L’évolution du consommateur, tout simplement. Si celle-ci est globale, son épicentre est avant tout urbain. En dix ans, le quotidien et les aspirations des citadins ont évolué propulsant la tranquillité et la simplicité au rang de Graals. Une étude récente menée par l’institut Opinion Way et Auchan Direct confirmait que durant la dernière décennie le temps consacré aux activités contraintes (travail, tâches ménagères, transports…) a crû tandis que celui dédié à la détente et à l’épanouissement (repos, sport, famille…) a reculé. Pour gagner temps et tranquillité, ce consommateur a donc trouvé refuge dans l’abonnement et la consommation à l’usage. Ce dernier étant un des piliers de l’économie de la fonctionnalité ; également appelée économie de l’usage.
L’économie de la fonctionnalité, taillée sur mesure pour le consommateur urbain
Parfois confondue avec l’économie collaborative – qui est également une composante de l’économie émergente - l’économie de la fonctionnalité remplace la notion de vente du bien par celle de la vente de l’usage du bien. Autre particularité, il fournit les consommables et assure la maintenance permanente des biens ainsi que leur réemploi en fin de cycle.
Comme l’explique Walter Stahel, spécialiste de l’économie de la fonctionnalité, celle-ci « optimise l’usage ou la fonction des biens et services (…) en créant une valeur d’usage la plus élevée possible pendant le plus longtemps possible ».
C’est précisément le positionnement de Blablacar qui propose la location d’un véhicule sur quatre ans accompagné de la garantie, de l’entretien et de l’assistance pour 20 000 kilomètres parcourus par an.
La Nissan Leaf est également une illustration de cette économie : le client achète le véhicule mais loue la batterie électrique en s’acquittant d’un abonnement. En cas de baisse de sa capacité ou de défaillance, celle-ci est remplacée par le constructeur sans frais additionnels.
Dans les deux cas, le consommateur est débarrassé de toutes contraintes liées à la propriété afin de se consacrer pleinement à l’usage de ses produits : Où faire changer ma batterie ? Quel va en être le coût ? Quel est le délai de réparation de mon lave-linge en cas de panne et s’il n’est plus garantie, où trouver un bon réparateur et à quel tarif ?

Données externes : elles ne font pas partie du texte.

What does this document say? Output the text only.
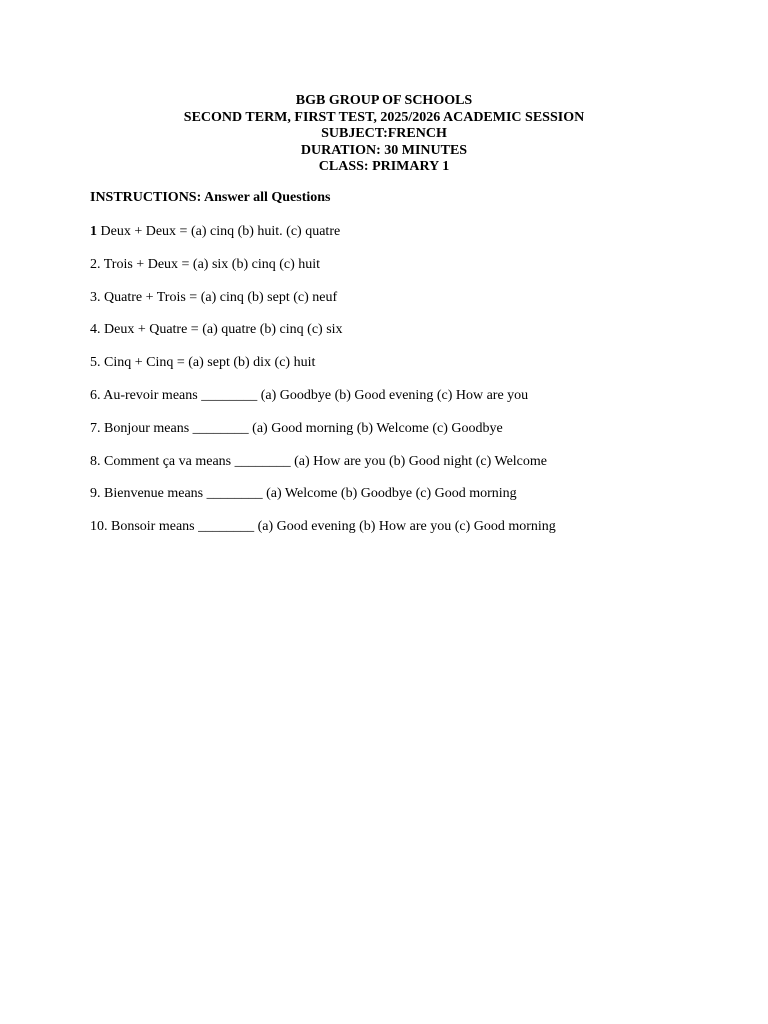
BGB GROUP OF SCHOOLS
SECOND TERM, FIRST TEST, 2025/2026 ACADEMIC SESSION
SUBJECT:FRENCH
DURATION: 30 MINUTES
CLASS: PRIMARY 1
INSTRUCTIONS: Answer all Questions
1 Deux + Deux = (a) cinq (b) huit. (c) quatre
2. Trois + Deux = (a) six (b) cinq (c) huit
3. Quatre + Trois = (a) cinq (b) sept (c) neuf
4. Deux + Quatre = (a) quatre (b) cinq (c) six
5. Cinq + Cinq = (a) sept (b) dix (c) huit
6. Au-revoir means ________ (a) Goodbye (b) Good evening (c) How are you
7. Bonjour means ________ (a) Good morning (b) Welcome (c) Goodbye
8. Comment ça va means ________ (a) How are you (b) Good night (c) Welcome
9. Bienvenue means ________ (a) Welcome (b) Goodbye (c) Good morning
10. Bonsoir means ________ (a) Good evening (b) How are you (c) Good morning
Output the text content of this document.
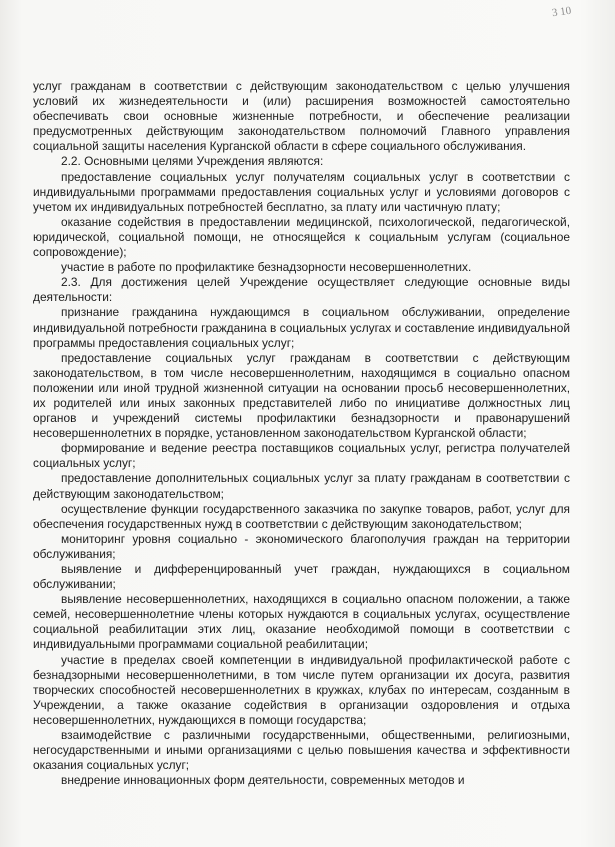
3 10

услуг гражданам в соответствии с действующим законодательством с целью улучшения условий их жизнедеятельности и (или) расширения возможностей самостоятельно обеспечивать свои основные жизненные потребности, и обеспечение реализации предусмотренных действующим законодательством полномочий Главного управления социальной защиты населения Курганской области в сфере социального обслуживания.

2.2. Основными целями Учреждения являются:

предоставление социальных услуг получателям социальных услуг в соответствии с индивидуальными программами предоставления социальных услуг и условиями договоров с учетом их индивидуальных потребностей бесплатно, за плату или частичную плату;

оказание содействия в предоставлении медицинской, психологической, педагогической, юридической, социальной помощи, не относящейся к социальным услугам (социальное сопровождение);

участие в работе по профилактике безнадзорности несовершеннолетних.

2.3. Для достижения целей Учреждение осуществляет следующие основные виды деятельности:

признание гражданина нуждающимся в социальном обслуживании, определение индивидуальной потребности гражданина в социальных услугах и составление индивидуальной программы предоставления социальных услуг;

предоставление социальных услуг гражданам в соответствии с действующим законодательством, в том числе несовершеннолетним, находящимся в социально опасном положении или иной трудной жизненной ситуации на основании просьб несовершеннолетних, их родителей или иных законных представителей либо по инициативе должностных лиц органов и учреждений системы профилактики безнадзорности и правонарушений несовершеннолетних в порядке, установленном законодательством Курганской области;

формирование и ведение реестра поставщиков социальных услуг, регистра получателей социальных услуг;

предоставление дополнительных социальных услуг за плату гражданам в соответствии с действующим законодательством;

осуществление функции государственного заказчика по закупке товаров, работ, услуг для обеспечения государственных нужд в соответствии с действующим законодательством;

мониторинг уровня социально - экономического благополучия граждан на территории обслуживания;

выявление и дифференцированный учет граждан, нуждающихся в социальном обслуживании;

выявление несовершеннолетних, находящихся в социально опасном положении, а также семей, несовершеннолетние члены которых нуждаются в социальных услугах, осуществление социальной реабилитации этих лиц, оказание необходимой помощи в соответствии с индивидуальными программами социальной реабилитации;

участие в пределах своей компетенции в индивидуальной профилактической работе с безнадзорными несовершеннолетними, в том числе путем организации их досуга, развития творческих способностей несовершеннолетних в кружках, клубах по интересам, созданным в Учреждении, а также оказание содействия в организации оздоровления и отдыха несовершеннолетних, нуждающихся в помощи государства;

взаимодействие с различными государственными, общественными, религиозными, негосударственными и иными организациями с целью повышения качества и эффективности оказания социальных услуг;

внедрение инновационных форм деятельности, современных методов и
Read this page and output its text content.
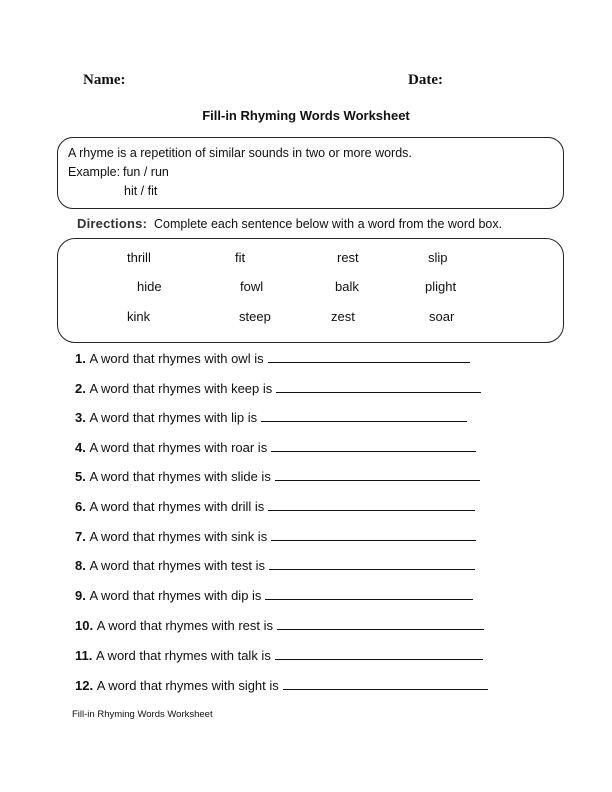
Name:	Date:
Fill-in Rhyming Words Worksheet
A rhyme is a repetition of similar sounds in two or more words.
Example: fun / run
hit / fit
Directions: Complete each sentence below with a word from the word box.
thrill	fit	rest	slip
hide	fowl	balk	plight
kink	steep	zest	soar
1.
A word that rhymes with owl is
2.
A word that rhymes with keep is
3.
A word that rhymes with lip is
4.
A word that rhymes with roar is
5.
A word that rhymes with slide is
6.
A word that rhymes with drill is
7.
A word that rhymes with sink is
8.
A word that rhymes with test is
9.
A word that rhymes with dip is
10.
A word that rhymes with rest is
11.
A word that rhymes with talk is
12.
A word that rhymes with sight is
Fill-in Rhyming Words Worksheet
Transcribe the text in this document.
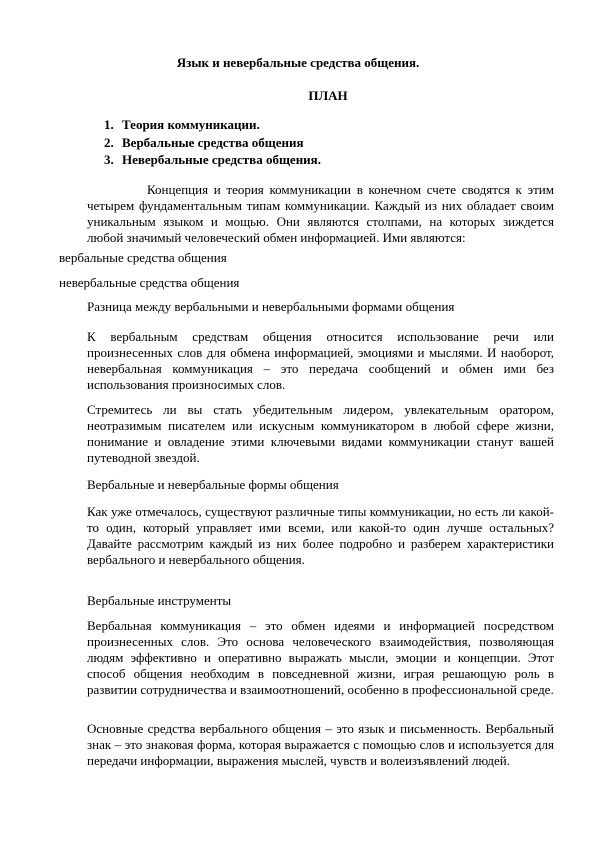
Язык и невербальные средства общения.
ПЛАН
1. Теория коммуникации.
2. Вербальные средства общения
3. Невербальные средства общения.

Концепция и теория коммуникации в конечном счете сводятся к этим четырем фундаментальным типам коммуникации. Каждый из них обладает своим уникальным языком и мощью. Они являются столпами, на которых зиждется любой значимый человеческий обмен информацией. Ими являются:

вербальные средства общения

невербальные средства общения

Разница между вербальными и невербальными формами общения

К вербальным средствам общения относится использование речи или произнесенных слов для обмена информацией, эмоциями и мыслями. И наоборот, невербальная коммуникация – это передача сообщений и обмен ими без использования произносимых слов.

Стремитесь ли вы стать убедительным лидером, увлекательным оратором, неотразимым писателем или искусным коммуникатором в любой сфере жизни, понимание и овладение этими ключевыми видами коммуникации станут вашей путеводной звездой.

Вербальные и невербальные формы общения

Как уже отмечалось, существуют различные типы коммуникации, но есть ли какой-то один, который управляет ими всеми, или какой-то один лучше остальных? Давайте рассмотрим каждый из них более подробно и разберем характеристики вербального и невербального общения.

Вербальные инструменты

Вербальная коммуникация – это обмен идеями и информацией посредством произнесенных слов. Это основа человеческого взаимодействия, позволяющая людям эффективно и оперативно выражать мысли, эмоции и концепции. Этот способ общения необходим в повседневной жизни, играя решающую роль в развитии сотрудничества и взаимоотношений, особенно в профессиональной среде.

Основные средства вербального общения – это язык и письменность. Вербальный знак – это знаковая форма, которая выражается с помощью слов и используется для передачи информации, выражения мыслей, чувств и волеизъявлений людей.
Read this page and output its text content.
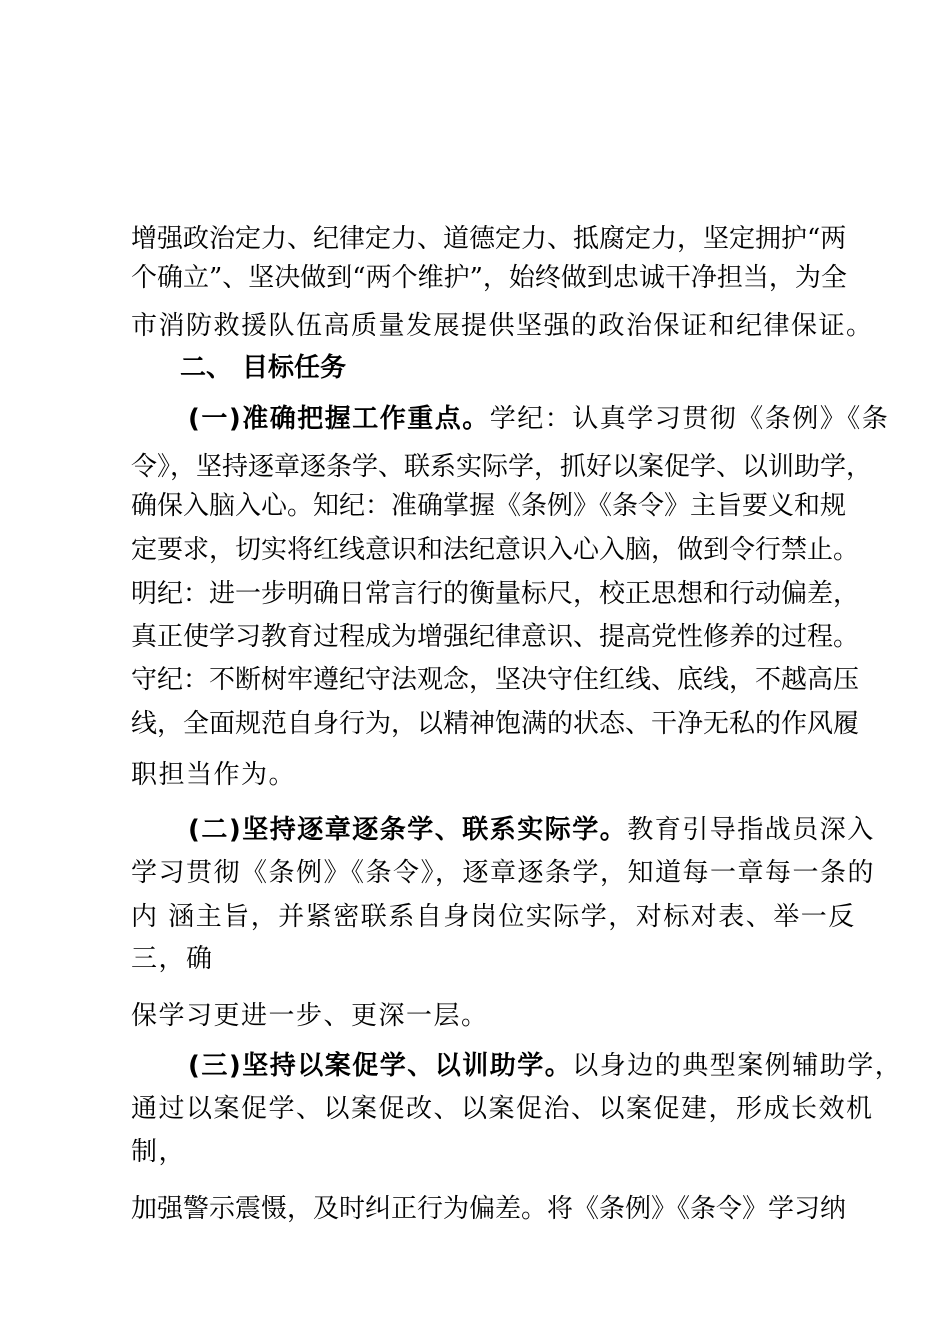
增强政治定力、纪律定力、道德定力、抵腐定力，坚定拥护“两
个确立”、坚决做到“两个维护”，始终做到忠诚干净担当，为全
市消防救援队伍高质量发展提供坚强的政治保证和纪律保证。
二、 目标任务
(一)准确把握工作重点。学纪：认真学习贯彻《条例》《条
令》，坚持逐章逐条学、联系实际学，抓好以案促学、以训助学，
确保入脑入心。知纪：准确掌握《条例》《条令》主旨要义和规
定要求，切实将红线意识和法纪意识入心入脑，做到令行禁止。
明纪：进一步明确日常言行的衡量标尺，校正思想和行动偏差，
真正使学习教育过程成为增强纪律意识、提高党性修养的过程。
守纪：不断树牢遵纪守法观念，坚决守住红线、底线，不越高压
线，全面规范自身行为，以精神饱满的状态、干净无私的作风履
职担当作为。
(二)坚持逐章逐条学、联系实际学。教育引导指战员深入
学习贯彻《条例》《条令》，逐章逐条学，知道每一章每一条的
内 涵主旨，并紧密联系自身岗位实际学，对标对表、举一反
三，确
保学习更进一步、更深一层。
(三)坚持以案促学、以训助学。以身边的典型案例辅助学，
通过以案促学、以案促改、以案促治、以案促建，形成长效机
制，
加强警示震慑，及时纠正行为偏差。将《条例》《条令》学习纳
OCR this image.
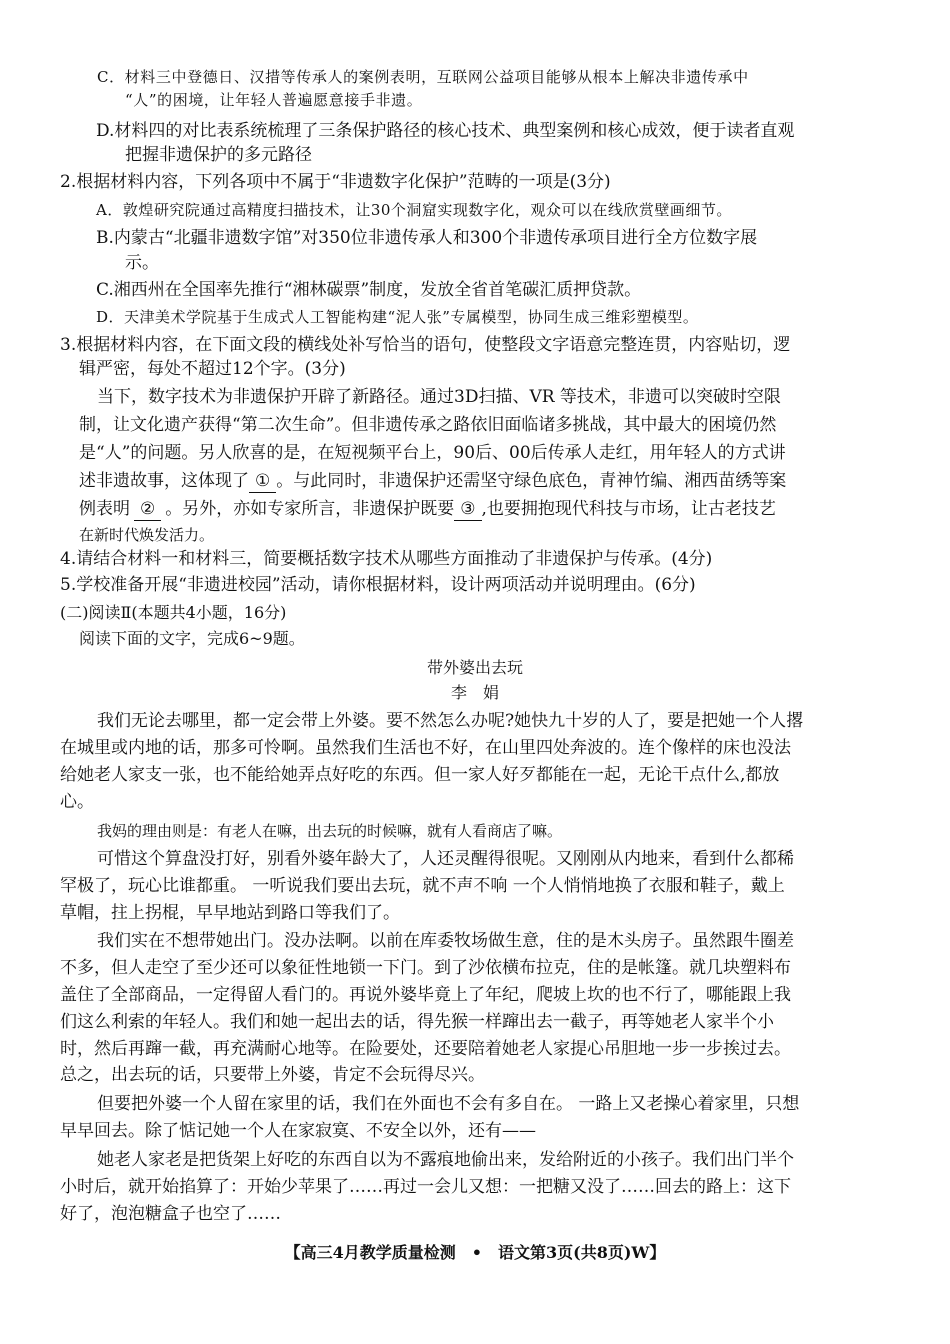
C．材料三中登德日、汉措等传承人的案例表明，互联网公益项目能够从根本上解决非遗传承中
“人”的困境，让年轻人普遍愿意接手非遗。
D.材料四的对比表系统梳理了三条保护路径的核心技术、典型案例和核心成效，便于读者直观
把握非遗保护的多元路径
2.根据材料内容，下列各项中不属于“非遗数字化保护”范畴的一项是(3分)
A．敦煌研究院通过高精度扫描技术，让30个洞窟实现数字化，观众可以在线欣赏壁画细节。
B.内蒙古“北疆非遗数字馆”对350位非遗传承人和300个非遗传承项目进行全方位数字展
示。
C.湘西州在全国率先推行“湘林碳票”制度，发放全省首笔碳汇质押贷款。
D．天津美术学院基于生成式人工智能构建“泥人张”专属模型，协同生成三维彩塑模型。
3.根据材料内容，在下面文段的横线处补写恰当的语句，使整段文字语意完整连贯，内容贴切，逻
辑严密，每处不超过12个字。(3分)
当下，数字技术为非遗保护开辟了新路径。通过3D扫描、VR 等技术，非遗可以突破时空限
制，让文化遗产获得“第二次生命”。但非遗传承之路依旧面临诸多挑战，其中最大的困境仍然
是“人”的问题。另人欣喜的是，在短视频平台上，90后、00后传承人走红，用年轻人的方式讲
述非遗故事，这体现了 ① 。与此同时，非遗保护还需坚守绿色底色，青神竹编、湘西苗绣等案
例表明 ② 。另外，亦如专家所言，非遗保护既要 ③ ,也要拥抱现代科技与市场，让古老技艺
在新时代焕发活力。
4.请结合材料一和材料三，简要概括数字技术从哪些方面推动了非遗保护与传承。(4分)
5.学校准备开展“非遗进校园”活动，请你根据材料，设计两项活动并说明理由。(6分)
(二)阅读Ⅱ(本题共4小题，16分)
阅读下面的文字，完成6~9题。
带外婆出去玩
李　娟
我们无论去哪里，都一定会带上外婆。要不然怎么办呢?她快九十岁的人了，要是把她一个人撂
在城里或内地的话，那多可怜啊。虽然我们生活也不好，在山里四处奔波的。连个像样的床也没法
给她老人家支一张，也不能给她弄点好吃的东西。但一家人好歹都能在一起，无论干点什么,都放
心。
我妈的理由则是：有老人在嘛，出去玩的时候嘛，就有人看商店了嘛。
可惜这个算盘没打好，别看外婆年龄大了，人还灵醒得很呢。又刚刚从内地来，看到什么都稀
罕极了，玩心比谁都重。 一听说我们要出去玩，就不声不响 一个人悄悄地换了衣服和鞋子，戴上
草帽，拄上拐棍，早早地站到路口等我们了。
我们实在不想带她出门。没办法啊。以前在库委牧场做生意，住的是木头房子。虽然跟牛圈差
不多，但人走空了至少还可以象征性地锁一下门。到了沙依横布拉克，住的是帐篷。就几块塑料布
盖住了全部商品，一定得留人看门的。再说外婆毕竟上了年纪，爬坡上坎的也不行了，哪能跟上我
们这么利索的年轻人。我们和她一起出去的话，得先猴一样蹿出去一截子，再等她老人家半个小
时，然后再蹿一截，再充满耐心地等。在险要处，还要陪着她老人家提心吊胆地一步一步挨过去。
总之，出去玩的话，只要带上外婆，肯定不会玩得尽兴。
但要把外婆一个人留在家里的话，我们在外面也不会有多自在。 一路上又老操心着家里，只想
早早回去。除了惦记她一个人在家寂寞、不安全以外，还有——
她老人家老是把货架上好吃的东西自以为不露痕地偷出来，发给附近的小孩子。我们出门半个
小时后，就开始掐算了：开始少苹果了……再过一会儿又想：一把糖又没了……回去的路上：这下
好了，泡泡糖盒子也空了……
【高三4月教学质量检测　•　语文第3页(共8页)W】
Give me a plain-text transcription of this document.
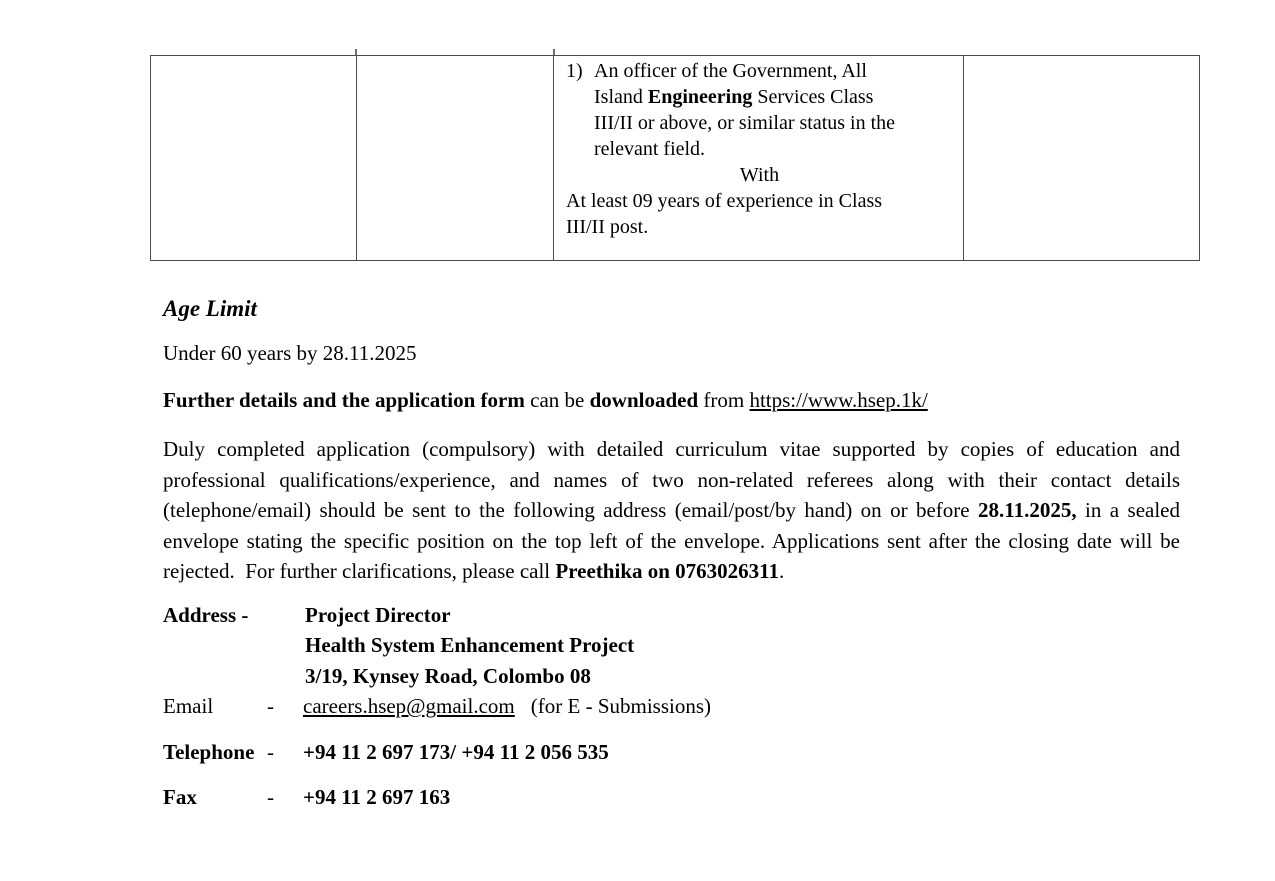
1) An officer of the Government, All
Island Engineering Services Class
III/II or above, or similar status in the
relevant field.
With
At least 09 years of experience in Class
III/II post.
Age Limit
Under 60 years by 28.11.2025
Further details and the application form can be downloaded from https://www.hsep.1k/
Duly completed application (compulsory) with detailed curriculum vitae supported by copies of education and professional qualifications/experience, and names of two non-related referees along with their contact details (telephone/email) should be sent to the following address (email/post/by hand) on or before 28.11.2025, in a sealed envelope stating the specific position on the top left of the envelope. Applications sent after the closing date will be rejected.  For further clarifications, please call Preethika on 0763026311.
Address -	Project Director
Health System Enhancement Project
3/19, Kynsey Road, Colombo 08
Email	- careers.hsep@gmail.com (for E - Submissions)
Telephone - +94 11 2 697 173/ +94 11 2 056 535
Fax	- +94 11 2 697 163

En réponse aux changements comportementaux qui se dessinent sous nos yeux, l’économie émergente – en général – et celle de la fonctionnalité en particulier vont peu à peu s’imposer comme une réponse stratégique incontournable. L’arrivée de nouveaux acteurs sur ces créneaux l’attestent. En outre, en mettant au cœur de leur offre un bouquet de services plutôt que le produit, l’économie de la fonctionnalité affranchit l’entreprise de la sempiternelle guerre des prix.